One day, Mortice vowed, he would be free again: he would reward his liberator extensively. The exact nature of this intended munificence was not stated, save in somewhat ambiguous terms. There was an abrupt ending to Pastor Rowland’s speculations on the issue.

This was the tale read by Mr Humphrey in the book of poems. And the moral? Doubtless that it is foolish to hoodwink time. The dilettante did not disagree with this diagnosis, but desired the promised rewards. Thus he was determined to be the one who liberated Mortice d’Arthur. Once the secret lock was found, his life would improve.

Humphrey struggled with the clock for the best part of the day. The lock was hidden very cunningly; at any rate, it evaded his fingers. With reluctance, he took a break for dinner. As he ate, he thought the device gave another chuckle and repeated its earlier plea: “Let me out, sir!” A sudden sob seemed to rack the frame. “Let me out!” The dilettante turned to it and cried that he did not know how.

He was on the point of leaving the table when he recalled that Herr Fluchen had given him a cake. Removing it from his pocket, he studied it carefully. It was very delicate—an aerated strudel. Why had the trader insisted he weigh it before popping it into his mouth? He shrugged and carried it over to a pair of scales which rested on top of a pipe-organ in a far corner of the room. The scales were presently comparing scores by Bach and Handel. As the sheets of sacred music rocked back and forth, a whine issued from the measuring instrument. Though a secular soul, the dilettante listened to the occasional mass.

Sweeping the scores aside and adjusting a set of counterweights, Mr Humphrey was astonished to discern that, in metric terms, the cake had a weight no greater than a single gram. “Herr Fluchen’s spouse, Anna, must be a wondrous cook,” he mused. And then inspiration struck. “Heavens! It is a clue! The chap knows how to open the timepiece. He gave me a pastry solution. Anna and a gram! Anagram!”

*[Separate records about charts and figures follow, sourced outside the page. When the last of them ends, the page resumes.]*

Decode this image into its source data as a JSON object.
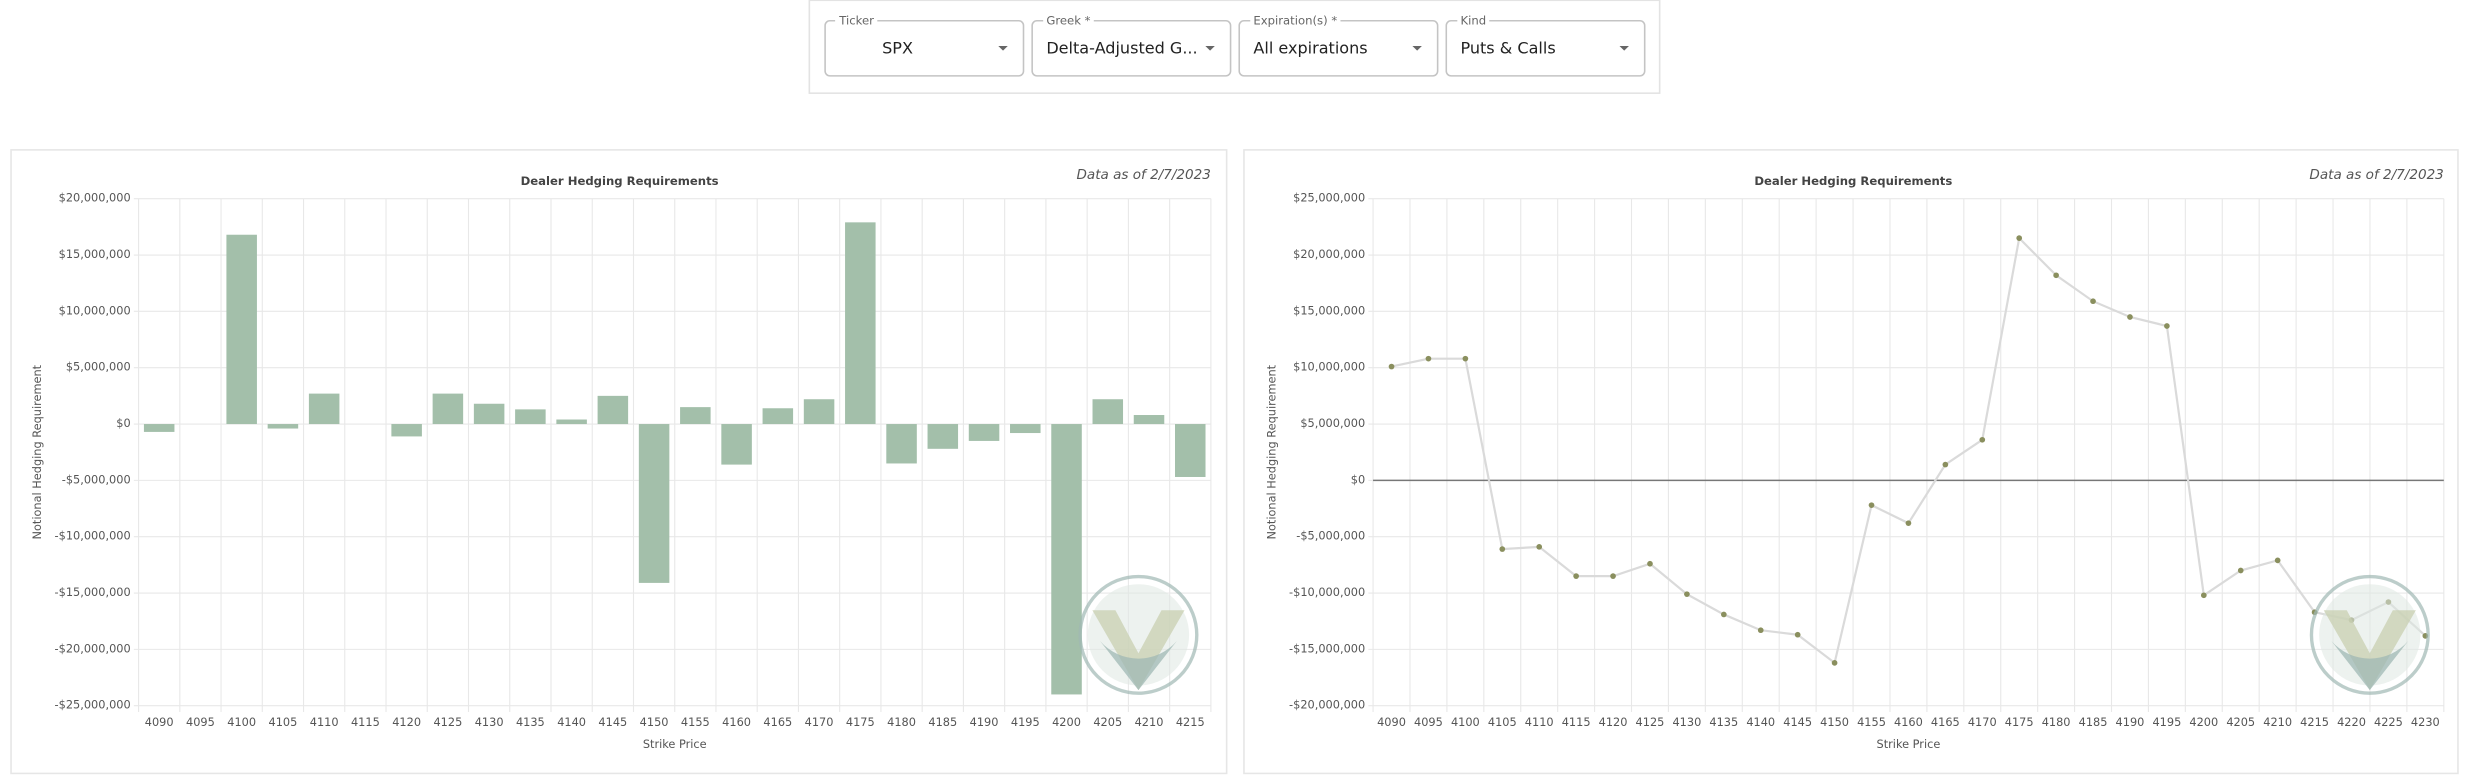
{
  "filters": [
    {
      "label": "Ticker",
      "value": "SPX"
    },
    {
      "label": "Greek *",
      "value": "Delta-Adjusted G..."
    },
    {
      "label": "Expiration(s) *",
      "value": "All expirations"
    },
    {
      "label": "Kind",
      "value": "Puts & Calls"
    }
  ],
  "chart_data": [
    {
      "type": "bar",
      "title": "Dealer Hedging Requirements",
      "note": "Data as of 2/7/2023",
      "x_label": "Strike Price",
      "y_label": "Notional Hedging Requirement",
      "categories": [
        "4090",
        "4095",
        "4100",
        "4105",
        "4110",
        "4115",
        "4120",
        "4125",
        "4130",
        "4135",
        "4140",
        "4145",
        "4150",
        "4155",
        "4160",
        "4165",
        "4170",
        "4175",
        "4180",
        "4185",
        "4190",
        "4195",
        "4200",
        "4205",
        "4210",
        "4215"
      ],
      "values": [
        -700000,
        0,
        16800000,
        -400000,
        2700000,
        0,
        -1100000,
        2700000,
        1800000,
        1300000,
        400000,
        2500000,
        -14100000,
        1500000,
        -3600000,
        1400000,
        2200000,
        17900000,
        -3500000,
        -2200000,
        -1500000,
        -800000,
        -24000000,
        2200000,
        800000,
        -4700000
      ],
      "color": "#a3bfaa",
      "grid": true,
      "zero_line": false,
      "ylim": [
        -25000000,
        20000000
      ],
      "yticks": [
        {
          "value": -25000000,
          "label": "-$25,000,000"
        },
        {
          "value": -20000000,
          "label": "-$20,000,000"
        },
        {
          "value": -15000000,
          "label": "-$15,000,000"
        },
        {
          "value": -10000000,
          "label": "-$10,000,000"
        },
        {
          "value": -5000000,
          "label": "-$5,000,000"
        },
        {
          "value": 0,
          "label": "$0"
        },
        {
          "value": 5000000,
          "label": "$5,000,000"
        },
        {
          "value": 10000000,
          "label": "$10,000,000"
        },
        {
          "value": 15000000,
          "label": "$15,000,000"
        },
        {
          "value": 20000000,
          "label": "$20,000,000"
        }
      ]
    },
    {
      "type": "line",
      "title": "Dealer Hedging Requirements",
      "note": "Data as of 2/7/2023",
      "x_label": "Strike Price",
      "y_label": "Notional Hedging Requirement",
      "categories": [
        "4090",
        "4095",
        "4100",
        "4105",
        "4110",
        "4115",
        "4120",
        "4125",
        "4130",
        "4135",
        "4140",
        "4145",
        "4150",
        "4155",
        "4160",
        "4165",
        "4170",
        "4175",
        "4180",
        "4185",
        "4190",
        "4195",
        "4200",
        "4205",
        "4210",
        "4215",
        "4220",
        "4225",
        "4230"
      ],
      "values": [
        10100000,
        10800000,
        10800000,
        -6100000,
        -5900000,
        -8500000,
        -8500000,
        -7400000,
        -10100000,
        -11900000,
        -13300000,
        -13700000,
        -16200000,
        -2200000,
        -3800000,
        1400000,
        3600000,
        21500000,
        18200000,
        15900000,
        14500000,
        13700000,
        -10200000,
        -8000000,
        -7100000,
        -11700000,
        -12400000,
        -10800000,
        -13800000
      ],
      "color": "#8a8f5e",
      "line_color": "#dadada",
      "grid": true,
      "zero_line": true,
      "ylim": [
        -20000000,
        25000000
      ],
      "yticks": [
        {
          "value": -20000000,
          "label": "-$20,000,000"
        },
        {
          "value": -15000000,
          "label": "-$15,000,000"
        },
        {
          "value": -10000000,
          "label": "-$10,000,000"
        },
        {
          "value": -5000000,
          "label": "-$5,000,000"
        },
        {
          "value": 0,
          "label": "$0"
        },
        {
          "value": 5000000,
          "label": "$5,000,000"
        },
        {
          "value": 10000000,
          "label": "$10,000,000"
        },
        {
          "value": 15000000,
          "label": "$15,000,000"
        },
        {
          "value": 20000000,
          "label": "$20,000,000"
        },
        {
          "value": 25000000,
          "label": "$25,000,000"
        }
      ]
    }
  ]
}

With this insight, the dilettante rushed back to the clock. Now the words on the tarnished face seemed to glow with an inner light. Studying them more closely, he realised that some of the letters could be used to spell a different sentence. ‘Mortice d’Arthur, Chaud-Mellé’ might now be seen as concealing a more direct exhortation: ‘Let me out’! This was the sort of trick to be expected of foreigners.

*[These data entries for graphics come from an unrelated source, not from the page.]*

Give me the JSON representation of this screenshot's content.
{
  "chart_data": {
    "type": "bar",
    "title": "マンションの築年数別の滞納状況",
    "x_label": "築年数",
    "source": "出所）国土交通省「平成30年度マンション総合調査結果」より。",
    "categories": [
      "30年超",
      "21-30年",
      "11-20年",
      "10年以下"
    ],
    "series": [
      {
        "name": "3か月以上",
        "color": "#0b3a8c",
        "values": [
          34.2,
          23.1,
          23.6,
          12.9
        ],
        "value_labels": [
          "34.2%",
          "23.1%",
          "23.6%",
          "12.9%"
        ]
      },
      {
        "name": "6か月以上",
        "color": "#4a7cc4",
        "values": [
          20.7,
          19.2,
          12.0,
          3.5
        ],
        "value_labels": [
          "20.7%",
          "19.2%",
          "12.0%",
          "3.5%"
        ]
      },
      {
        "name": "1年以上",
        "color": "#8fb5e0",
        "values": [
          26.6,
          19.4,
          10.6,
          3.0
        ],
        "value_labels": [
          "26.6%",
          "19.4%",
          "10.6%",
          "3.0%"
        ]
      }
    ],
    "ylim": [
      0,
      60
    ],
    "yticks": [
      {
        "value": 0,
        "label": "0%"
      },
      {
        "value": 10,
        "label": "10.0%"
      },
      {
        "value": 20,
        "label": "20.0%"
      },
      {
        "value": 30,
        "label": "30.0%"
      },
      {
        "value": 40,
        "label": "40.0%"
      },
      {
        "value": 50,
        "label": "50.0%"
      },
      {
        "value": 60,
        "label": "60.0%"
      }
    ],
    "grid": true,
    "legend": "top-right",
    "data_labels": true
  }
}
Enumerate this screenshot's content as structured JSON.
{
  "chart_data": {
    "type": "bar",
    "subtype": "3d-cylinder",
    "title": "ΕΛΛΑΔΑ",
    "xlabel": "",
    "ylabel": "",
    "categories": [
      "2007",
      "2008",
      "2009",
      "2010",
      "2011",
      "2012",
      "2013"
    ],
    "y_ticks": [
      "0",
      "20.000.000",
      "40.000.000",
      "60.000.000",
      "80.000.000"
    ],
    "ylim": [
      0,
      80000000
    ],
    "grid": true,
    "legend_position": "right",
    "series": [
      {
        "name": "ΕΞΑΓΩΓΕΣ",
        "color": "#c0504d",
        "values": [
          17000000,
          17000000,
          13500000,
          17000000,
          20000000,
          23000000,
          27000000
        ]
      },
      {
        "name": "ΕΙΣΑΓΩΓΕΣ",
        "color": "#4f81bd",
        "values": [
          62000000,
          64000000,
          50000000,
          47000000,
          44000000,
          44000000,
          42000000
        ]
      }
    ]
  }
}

Pressing the letters in this order, Humphrey was gratified, after a moment’s pause, to hear a click. Reaching down to open the suddenly ajar door, he happened to catch sight of Herr Fluchen at the window. Desirous of keeping the promised reward all to himself, but aware that the trader had given him the method of opening the grandfather, he dithered; he let his arms drop and grimaced. This was possibly the last facial expression he made to be witnessed by a fellow human being.